Essential Oils | How do you find accurate and easy to understand information?


Question (by Megan Downs): I feel like it’s hard to find accurate and easy to understand information on what to use and how to use essential oils. I don’t know what to trust. What’s the best way for the basic consumer to become more knowledgeable? And what do we look for to know that the info is legit?

Answer: This question really needs a more in-depth response, but for now my recommendation would be to read some or all of these three books:
Aromatherapy: A Complete Guide to the Healing Art by Kathi Keville & Mindy Green

The Complete Aromatherapy and Essential Oils Handbook for Everyday Wellness by Lora Cantele

The Essential Oils Handbook: All the Oils You Will Ever Need for Health, Vitality and Well-Being by Jennie Harding

These are all people I know well, as well as being great books. While you are reading, I suggest that you minimize your online “reading”, or cut it out completely – at least for a few weeks. If you want to know which oils to use for which problems and how to use them, then there’s very little good, comprehensive information on the internet. This is why we have books, and this is why we have training courses.

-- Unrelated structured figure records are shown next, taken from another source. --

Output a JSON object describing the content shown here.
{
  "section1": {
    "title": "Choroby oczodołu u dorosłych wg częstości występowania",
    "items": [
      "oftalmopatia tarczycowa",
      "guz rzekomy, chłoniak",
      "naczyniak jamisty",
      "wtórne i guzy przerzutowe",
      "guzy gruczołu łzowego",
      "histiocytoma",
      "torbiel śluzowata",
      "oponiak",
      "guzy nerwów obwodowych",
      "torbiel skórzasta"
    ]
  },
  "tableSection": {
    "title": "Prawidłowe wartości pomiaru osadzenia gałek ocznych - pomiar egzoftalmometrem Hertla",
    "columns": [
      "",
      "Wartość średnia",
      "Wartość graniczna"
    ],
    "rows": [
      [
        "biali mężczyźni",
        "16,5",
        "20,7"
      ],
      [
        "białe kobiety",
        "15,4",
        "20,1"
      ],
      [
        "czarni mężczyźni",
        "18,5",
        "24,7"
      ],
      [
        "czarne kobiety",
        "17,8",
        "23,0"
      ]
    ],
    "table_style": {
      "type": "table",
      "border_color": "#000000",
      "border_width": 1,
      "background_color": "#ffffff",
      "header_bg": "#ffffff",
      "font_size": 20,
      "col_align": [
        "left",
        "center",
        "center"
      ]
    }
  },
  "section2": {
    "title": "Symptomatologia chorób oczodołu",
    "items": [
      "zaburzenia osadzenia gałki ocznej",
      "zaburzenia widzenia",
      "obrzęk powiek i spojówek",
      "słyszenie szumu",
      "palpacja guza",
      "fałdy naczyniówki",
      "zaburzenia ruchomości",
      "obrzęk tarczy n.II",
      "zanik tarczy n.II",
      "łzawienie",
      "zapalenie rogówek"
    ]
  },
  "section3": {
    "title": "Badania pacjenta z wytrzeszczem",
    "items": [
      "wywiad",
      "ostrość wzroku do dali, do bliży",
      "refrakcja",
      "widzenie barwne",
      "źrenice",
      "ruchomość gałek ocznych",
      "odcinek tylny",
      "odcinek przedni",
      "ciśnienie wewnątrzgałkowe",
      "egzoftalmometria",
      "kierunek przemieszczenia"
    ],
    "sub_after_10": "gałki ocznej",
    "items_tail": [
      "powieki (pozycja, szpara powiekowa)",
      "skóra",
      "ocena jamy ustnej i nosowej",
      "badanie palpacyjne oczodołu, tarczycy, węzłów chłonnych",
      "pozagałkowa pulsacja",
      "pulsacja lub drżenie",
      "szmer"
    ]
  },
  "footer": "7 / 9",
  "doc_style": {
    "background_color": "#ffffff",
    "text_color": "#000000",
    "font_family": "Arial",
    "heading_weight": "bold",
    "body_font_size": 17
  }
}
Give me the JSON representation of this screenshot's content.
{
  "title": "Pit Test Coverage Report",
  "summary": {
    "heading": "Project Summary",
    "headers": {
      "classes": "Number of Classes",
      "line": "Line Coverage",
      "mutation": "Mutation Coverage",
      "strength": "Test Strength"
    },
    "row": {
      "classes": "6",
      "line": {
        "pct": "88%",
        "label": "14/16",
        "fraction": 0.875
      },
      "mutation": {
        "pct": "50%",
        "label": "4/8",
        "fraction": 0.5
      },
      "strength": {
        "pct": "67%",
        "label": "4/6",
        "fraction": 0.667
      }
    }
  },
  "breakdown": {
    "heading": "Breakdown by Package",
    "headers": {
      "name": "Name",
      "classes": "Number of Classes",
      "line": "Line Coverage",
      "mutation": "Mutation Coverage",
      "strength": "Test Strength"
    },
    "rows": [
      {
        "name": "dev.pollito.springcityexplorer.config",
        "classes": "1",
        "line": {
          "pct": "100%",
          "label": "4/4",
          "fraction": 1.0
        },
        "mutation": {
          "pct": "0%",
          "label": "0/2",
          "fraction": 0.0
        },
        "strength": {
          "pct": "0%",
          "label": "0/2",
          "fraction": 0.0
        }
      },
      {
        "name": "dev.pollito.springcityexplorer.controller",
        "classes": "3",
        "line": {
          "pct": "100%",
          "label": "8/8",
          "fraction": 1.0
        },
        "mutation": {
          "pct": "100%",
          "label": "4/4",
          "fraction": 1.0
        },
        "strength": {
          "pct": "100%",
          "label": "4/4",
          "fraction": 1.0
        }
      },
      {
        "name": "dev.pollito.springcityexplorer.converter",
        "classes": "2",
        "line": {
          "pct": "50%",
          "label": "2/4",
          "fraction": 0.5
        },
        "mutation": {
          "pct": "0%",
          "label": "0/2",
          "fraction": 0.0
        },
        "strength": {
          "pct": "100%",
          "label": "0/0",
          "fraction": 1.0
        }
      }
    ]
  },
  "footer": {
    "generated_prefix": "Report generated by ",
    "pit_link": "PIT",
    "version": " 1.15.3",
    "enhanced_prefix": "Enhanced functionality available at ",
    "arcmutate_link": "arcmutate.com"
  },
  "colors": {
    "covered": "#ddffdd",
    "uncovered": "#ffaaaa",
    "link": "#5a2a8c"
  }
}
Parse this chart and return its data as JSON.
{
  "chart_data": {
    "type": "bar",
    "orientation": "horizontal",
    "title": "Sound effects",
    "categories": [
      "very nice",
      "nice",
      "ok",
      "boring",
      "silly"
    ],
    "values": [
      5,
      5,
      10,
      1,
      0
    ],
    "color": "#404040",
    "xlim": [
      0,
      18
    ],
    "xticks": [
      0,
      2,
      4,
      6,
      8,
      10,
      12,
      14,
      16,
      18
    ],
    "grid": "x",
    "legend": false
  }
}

Anyone who has taken the trouble to construct a training course or had a book published by a recognized publishing company is much more likely to know what they are talking about than someone who has made a 4 minute YouTube video or posted a few comments on Facebook.

There are certainly some useful Facebook groups and pages, and you can often get decent answers to simple questions. But you will generally get incomplete information, and sometimes from people who know less than you do. LinkedIn also has some good groups, and information there is generally much more reliable. Stay away from Pinterest – almost none of it is good information, and stay away from free or dirt-cheap self-published books.

YouTube is a lottery – some of it’s great, some really not. Generally speaking, only listen to people who are qualified aromatherapists. Chiropractors are generally best avoided. They love to tout their “Dr.” status, but very few of them are giving solid information about essential oils.